Banana Fish Episode 2: In Another Country by Ernest Hemingway (Review)
Because of the messianic hysteria on shonen genre, propagandistic positivism spreading out like wild fire not only to the targeted audience, but also to shonen magazines facing economic deflation that use chart-topping themes to act as façade from its depressing reality; Banana Fish’s entrance is a breather from all of this. Its androgynous aura can be mistakenly see as shonen, but its counterpart, shojo genre, decided to differ from that ambiguity by bringing their old gems and releasing counterintuitive savior-complex, nihilism in the mix.
And with that, Banana Fish episode 2 started with a bang.
And by god, this is such a good episode.
Starting with last episode’s cliff-hanger, the intensity never once falter, giving us the perfect formula of a well-blended plot. We immediately see Skip and Eiji bounded while Ash was trying to save both of them. From the perspective of a person who only first encountered Banana Fish, the certain thick aura of Ash’s attraction to Eiji gives off a note of intensity and contriety, because come on, you just met this particular foreigner from a country that’s on the other side of the world yet his sense of defending Eiji is always constant and superior for the entirety of the episode. They immediately tackled this on the latter scenes, but they used story schemas as the narrator in contrast to last episode’s use of dialogue.
There were a lot of scenarios in this episode that I thought will turn wild (and quite r18) as the audience are being conditioned to weave a particular perplexic sequence into their imagination, but lo and behold, it always break the audience’s expectations. There were numerous of times they hinted sexual insinuation particularly between Marvin and Ash but at the perfect last second, it morphs into different path. I love this aspect of the anime. After implanting information starting from the first episode until recently, the writer used this to make their Houdini effect more plausible.And one more example of this is Eiji’s eventual ‘character development’.
(Again, from the perspective of an audience who haven’t read the manga) With the inclusion of technicalities, most of the medium and long shots Eiji was included his placement is always seen on the corner, keeping our vision on who or what is on the center — we see Eiji’s figure but never the character himself; aside from the time he asked Ash to hold his gun so it made us see this scene with importance and particularity. But on this episode, Eiji and Ash dominated most of the middle shots. And the wall scene became the exact pivot point for Eiji to have the Houdini effect. We didn’t only see that he is no side character, but this extraordinary character we would love to get invested with, better yet, a character Ash would love to know more as we didn’t see this particular scene on an audience’s perspective, but Ash’s; including the intense feeling of awe we’ve felt.
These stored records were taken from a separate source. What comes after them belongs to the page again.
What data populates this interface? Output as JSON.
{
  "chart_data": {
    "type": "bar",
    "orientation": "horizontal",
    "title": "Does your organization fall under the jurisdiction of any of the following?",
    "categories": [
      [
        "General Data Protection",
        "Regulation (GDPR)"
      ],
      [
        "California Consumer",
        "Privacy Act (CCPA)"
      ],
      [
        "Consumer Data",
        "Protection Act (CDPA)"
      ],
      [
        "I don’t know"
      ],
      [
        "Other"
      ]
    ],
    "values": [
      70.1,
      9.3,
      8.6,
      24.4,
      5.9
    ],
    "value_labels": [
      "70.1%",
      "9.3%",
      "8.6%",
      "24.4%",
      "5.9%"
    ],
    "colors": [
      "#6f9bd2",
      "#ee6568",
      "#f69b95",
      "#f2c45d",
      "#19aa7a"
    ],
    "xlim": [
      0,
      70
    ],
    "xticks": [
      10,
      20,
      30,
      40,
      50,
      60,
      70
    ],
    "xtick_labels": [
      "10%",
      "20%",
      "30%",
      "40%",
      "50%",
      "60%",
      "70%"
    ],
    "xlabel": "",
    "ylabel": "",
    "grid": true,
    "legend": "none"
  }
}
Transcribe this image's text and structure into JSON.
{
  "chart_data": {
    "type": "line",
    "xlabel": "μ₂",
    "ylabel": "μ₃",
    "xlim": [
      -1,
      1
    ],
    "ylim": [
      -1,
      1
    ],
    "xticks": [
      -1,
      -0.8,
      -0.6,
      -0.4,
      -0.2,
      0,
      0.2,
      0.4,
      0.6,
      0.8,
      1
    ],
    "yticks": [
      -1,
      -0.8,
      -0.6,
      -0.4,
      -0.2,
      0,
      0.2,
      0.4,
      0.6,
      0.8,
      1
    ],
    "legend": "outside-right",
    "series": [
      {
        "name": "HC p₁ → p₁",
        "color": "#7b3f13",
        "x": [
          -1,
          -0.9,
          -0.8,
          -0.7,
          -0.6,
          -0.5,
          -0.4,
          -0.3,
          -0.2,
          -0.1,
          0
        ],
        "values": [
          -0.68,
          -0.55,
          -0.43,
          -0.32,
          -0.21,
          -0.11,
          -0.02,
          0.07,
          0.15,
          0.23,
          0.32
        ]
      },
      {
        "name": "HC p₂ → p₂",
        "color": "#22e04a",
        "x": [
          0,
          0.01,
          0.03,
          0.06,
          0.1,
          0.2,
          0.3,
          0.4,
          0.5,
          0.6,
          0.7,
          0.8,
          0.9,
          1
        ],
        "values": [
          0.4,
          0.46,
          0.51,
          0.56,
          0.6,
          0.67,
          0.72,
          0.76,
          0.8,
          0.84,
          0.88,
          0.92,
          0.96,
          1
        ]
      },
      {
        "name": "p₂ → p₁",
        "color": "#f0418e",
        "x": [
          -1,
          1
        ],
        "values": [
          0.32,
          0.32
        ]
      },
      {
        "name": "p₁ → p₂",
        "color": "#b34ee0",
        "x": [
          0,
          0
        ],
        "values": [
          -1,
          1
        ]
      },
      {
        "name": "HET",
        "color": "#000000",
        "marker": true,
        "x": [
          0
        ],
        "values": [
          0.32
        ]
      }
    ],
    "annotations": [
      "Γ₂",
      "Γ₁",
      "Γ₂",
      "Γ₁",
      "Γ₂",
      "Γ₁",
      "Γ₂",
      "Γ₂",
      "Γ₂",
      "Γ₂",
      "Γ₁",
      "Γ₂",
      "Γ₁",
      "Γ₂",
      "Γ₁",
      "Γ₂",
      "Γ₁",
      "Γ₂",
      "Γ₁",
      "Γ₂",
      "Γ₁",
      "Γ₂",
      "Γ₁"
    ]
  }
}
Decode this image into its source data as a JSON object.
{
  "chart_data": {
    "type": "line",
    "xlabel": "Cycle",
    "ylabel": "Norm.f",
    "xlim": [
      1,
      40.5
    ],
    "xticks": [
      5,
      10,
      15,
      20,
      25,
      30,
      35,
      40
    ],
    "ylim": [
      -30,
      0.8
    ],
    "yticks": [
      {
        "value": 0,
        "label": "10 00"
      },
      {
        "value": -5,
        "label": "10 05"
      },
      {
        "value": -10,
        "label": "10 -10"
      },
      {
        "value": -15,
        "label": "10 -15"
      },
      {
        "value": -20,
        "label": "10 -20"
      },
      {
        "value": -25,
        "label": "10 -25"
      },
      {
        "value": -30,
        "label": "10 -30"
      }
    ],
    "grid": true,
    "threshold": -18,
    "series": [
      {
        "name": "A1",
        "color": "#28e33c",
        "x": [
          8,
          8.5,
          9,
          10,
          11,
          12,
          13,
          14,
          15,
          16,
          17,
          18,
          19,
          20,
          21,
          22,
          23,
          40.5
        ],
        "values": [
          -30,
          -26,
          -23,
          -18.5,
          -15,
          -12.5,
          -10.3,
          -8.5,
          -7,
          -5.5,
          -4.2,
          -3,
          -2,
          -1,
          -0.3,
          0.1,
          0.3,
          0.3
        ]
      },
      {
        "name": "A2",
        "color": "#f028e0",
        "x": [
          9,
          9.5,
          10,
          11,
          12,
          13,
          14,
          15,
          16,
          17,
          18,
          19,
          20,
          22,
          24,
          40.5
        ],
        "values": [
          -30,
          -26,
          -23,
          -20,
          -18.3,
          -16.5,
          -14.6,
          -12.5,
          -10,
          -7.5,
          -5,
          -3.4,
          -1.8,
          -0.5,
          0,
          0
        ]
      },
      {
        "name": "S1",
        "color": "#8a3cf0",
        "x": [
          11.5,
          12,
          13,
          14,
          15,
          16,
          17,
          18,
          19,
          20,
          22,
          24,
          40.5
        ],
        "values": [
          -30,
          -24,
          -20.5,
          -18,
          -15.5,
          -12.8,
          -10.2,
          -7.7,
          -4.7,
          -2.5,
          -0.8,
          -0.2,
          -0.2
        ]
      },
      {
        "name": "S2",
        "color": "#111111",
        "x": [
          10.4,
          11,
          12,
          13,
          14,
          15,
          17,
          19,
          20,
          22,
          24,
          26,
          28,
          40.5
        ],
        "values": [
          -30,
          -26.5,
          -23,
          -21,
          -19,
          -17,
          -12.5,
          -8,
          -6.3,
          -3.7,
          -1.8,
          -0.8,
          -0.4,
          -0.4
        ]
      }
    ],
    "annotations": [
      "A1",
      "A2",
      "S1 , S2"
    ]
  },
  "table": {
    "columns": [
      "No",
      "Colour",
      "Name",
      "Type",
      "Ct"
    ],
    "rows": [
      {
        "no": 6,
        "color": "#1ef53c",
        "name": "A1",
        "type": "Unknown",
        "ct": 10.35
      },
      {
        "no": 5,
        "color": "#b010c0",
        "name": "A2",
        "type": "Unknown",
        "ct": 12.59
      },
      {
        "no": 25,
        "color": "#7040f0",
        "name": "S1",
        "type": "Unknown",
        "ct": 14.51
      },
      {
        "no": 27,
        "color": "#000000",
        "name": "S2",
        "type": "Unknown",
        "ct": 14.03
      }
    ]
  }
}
As you’ve read now, I have already deviated from telling the story but started immediately on analysing each of the elements; a debauchery of the term ‘review’. I’m directing the blame to this good adaptation of the manga, in spite of the subtle change in the 80s derivation, they gave it a new twang that you can still call Banana Fish.
Similar with the last episode’s circumstance, this one stays loyal to the manga’s plot except for some conversations that they decided not to include, it might be because of restriction issue or anything that’s beyond me; which I may put here, would be a good addition for the intensity of the plot. For the people who are thinking of reading the manga, I really advise you to do it. There’s a vague disparity between the story, but actually makes a big change even as subtle as the manga’s dark atmosphere made by the mangaka’s broad strokes contrasting the bright color spectrum of the anime.
Episode two parted with Ash’s setup incident and cliff-hanger of one of the crucial key on the life of Ash and Eiji. Starting from here, I’ll start tackling the relationship between this two — to explain the ingenious writing of Akimi Yoshida, and how other people are still trying to invalid the romance between this two. Maybe I’ll let them know about romantic relationship that exists beyond their Westernized, religion-driven, passionate romance, and romanticized Hollywood version everyone’s too familiar with.
I was planning to also review the opening and ending of the anime by Survive Said the Prophet and King Gnu, but the intensity of this episode made it hard for me to insert it so I’ll just write it in a different post or for the next episode.